- Belvidere Historic District
- U.S. National Register of Historic Places
- U.S. Historic district
- Location: Roughly bounded by the Perquinmans R., NC 37, NC 1200, and NC 1213 surrounding Belvidere, near Hertford, North Carolina
- Coordinates: 36°16′08″N 76°32′17″W﻿ / ﻿36.26889°N 76.53806°W
- Area: 324 acres (131 ha)
- Built: 1833
- Architectural style: Federal, Greek Revival, et al.
- NRHP reference No.: 99000600
- Added to NRHP: June 4, 1999

= Belvidere Historic District (Hertford, North Carolina) =

Historic district in North Carolina, United States

Belvidere Historic District is a national historic district located at Belvidere, near Hertford, Perquimans County, North Carolina, United States. The district encompasses 68 contributing buildings, 3 contributing sites, and 6 contributing structures in the rural agricultural area around the village of Belvidere.
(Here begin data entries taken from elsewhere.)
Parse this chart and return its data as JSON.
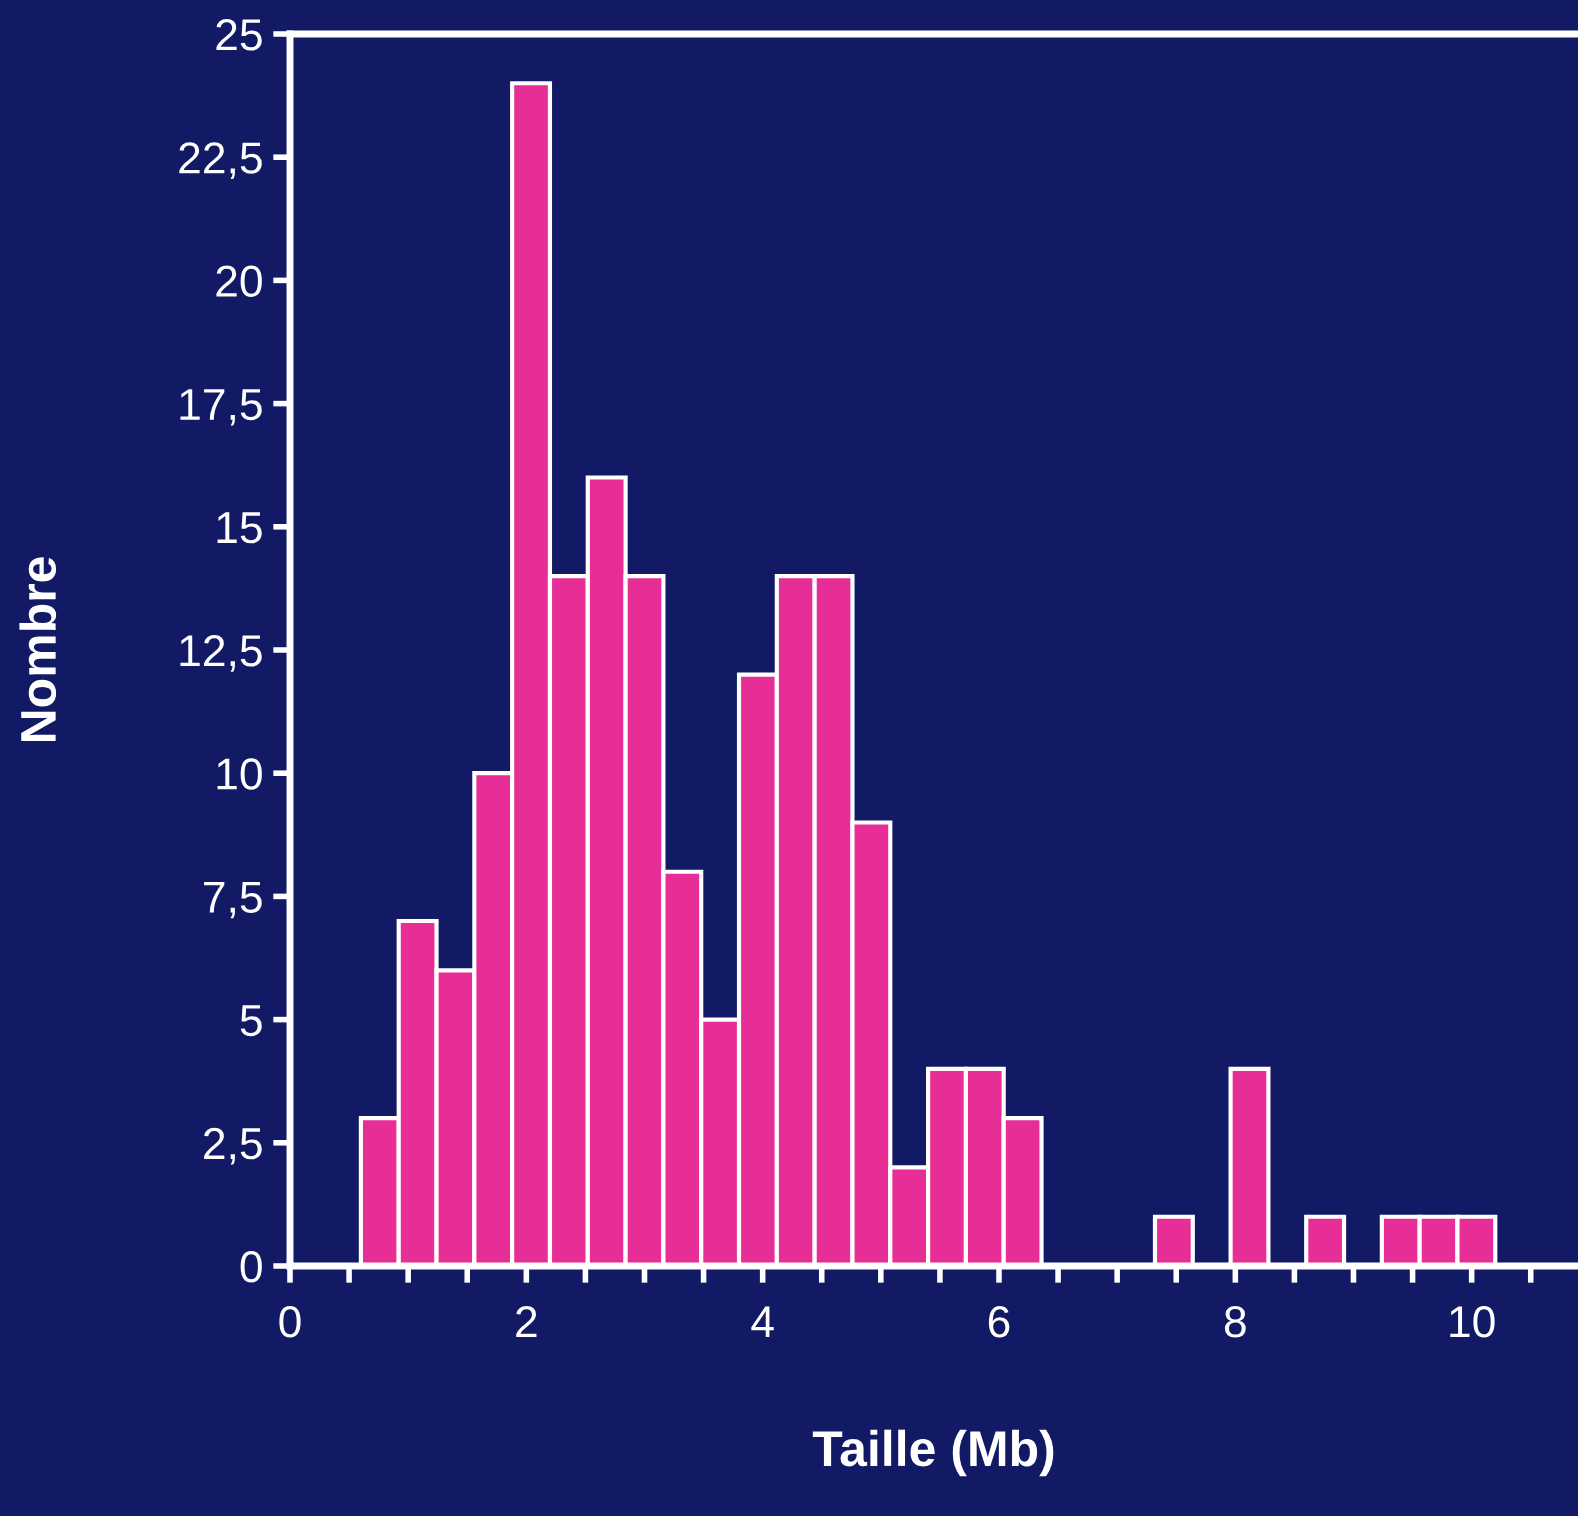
{
  "chart_data": {
    "type": "histogram",
    "xlabel": "Taille (Mb)",
    "ylabel": "Nombre",
    "bins": [
      0.6,
      0.92,
      1.24,
      1.56,
      1.88,
      2.2,
      2.52,
      2.84,
      3.16,
      3.48,
      3.8,
      4.12,
      4.44,
      4.76,
      5.08,
      5.4,
      5.72,
      6.04,
      6.36,
      6.68,
      7.0,
      7.32,
      7.64,
      7.96,
      8.28,
      8.6,
      8.92,
      9.24,
      9.56,
      9.88,
      10.2
    ],
    "values": [
      3,
      7,
      6,
      10,
      24,
      14,
      16,
      14,
      8,
      5,
      12,
      14,
      14,
      9,
      2,
      4,
      4,
      3,
      0,
      0,
      0,
      1,
      0,
      4,
      0,
      1,
      0,
      1,
      1,
      1
    ],
    "color": "#e62e96",
    "xlim": [
      0,
      10.9
    ],
    "xticks": [
      0,
      {
        "value": 0.5,
        "label": null
      },
      {
        "value": 1,
        "label": null
      },
      {
        "value": 1.5,
        "label": null
      },
      2,
      {
        "value": 2.5,
        "label": null
      },
      {
        "value": 3,
        "label": null
      },
      {
        "value": 3.5,
        "label": null
      },
      4,
      {
        "value": 4.5,
        "label": null
      },
      {
        "value": 5,
        "label": null
      },
      {
        "value": 5.5,
        "label": null
      },
      6,
      {
        "value": 6.5,
        "label": null
      },
      {
        "value": 7,
        "label": null
      },
      {
        "value": 7.5,
        "label": null
      },
      8,
      {
        "value": 8.5,
        "label": null
      },
      {
        "value": 9,
        "label": null
      },
      {
        "value": 9.5,
        "label": null
      },
      10,
      {
        "value": 10.5,
        "label": null
      }
    ],
    "ylim": [
      0,
      25
    ],
    "yticks": [
      0,
      {
        "value": 2.5,
        "label": "2,5"
      },
      5,
      {
        "value": 7.5,
        "label": "7,5"
      },
      10,
      {
        "value": 12.5,
        "label": "12,5"
      },
      15,
      {
        "value": 17.5,
        "label": "17,5"
      },
      20,
      {
        "value": 22.5,
        "label": "22,5"
      },
      25
    ],
    "grid": false,
    "legend": false
  }
}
The district developed between about 1800 and 1949, and includes notable examples of Federal and Greek Revival style architecture. Notable buildings include the Joseph Smith House, Rufus White House, Edwin S. White Farm, Fernando C. White Mill Complex, John J. Chappell, Jr. Farm, and Murray and Fernando C. White Farm.

The house was added to the National Register of Historic Places in 1998.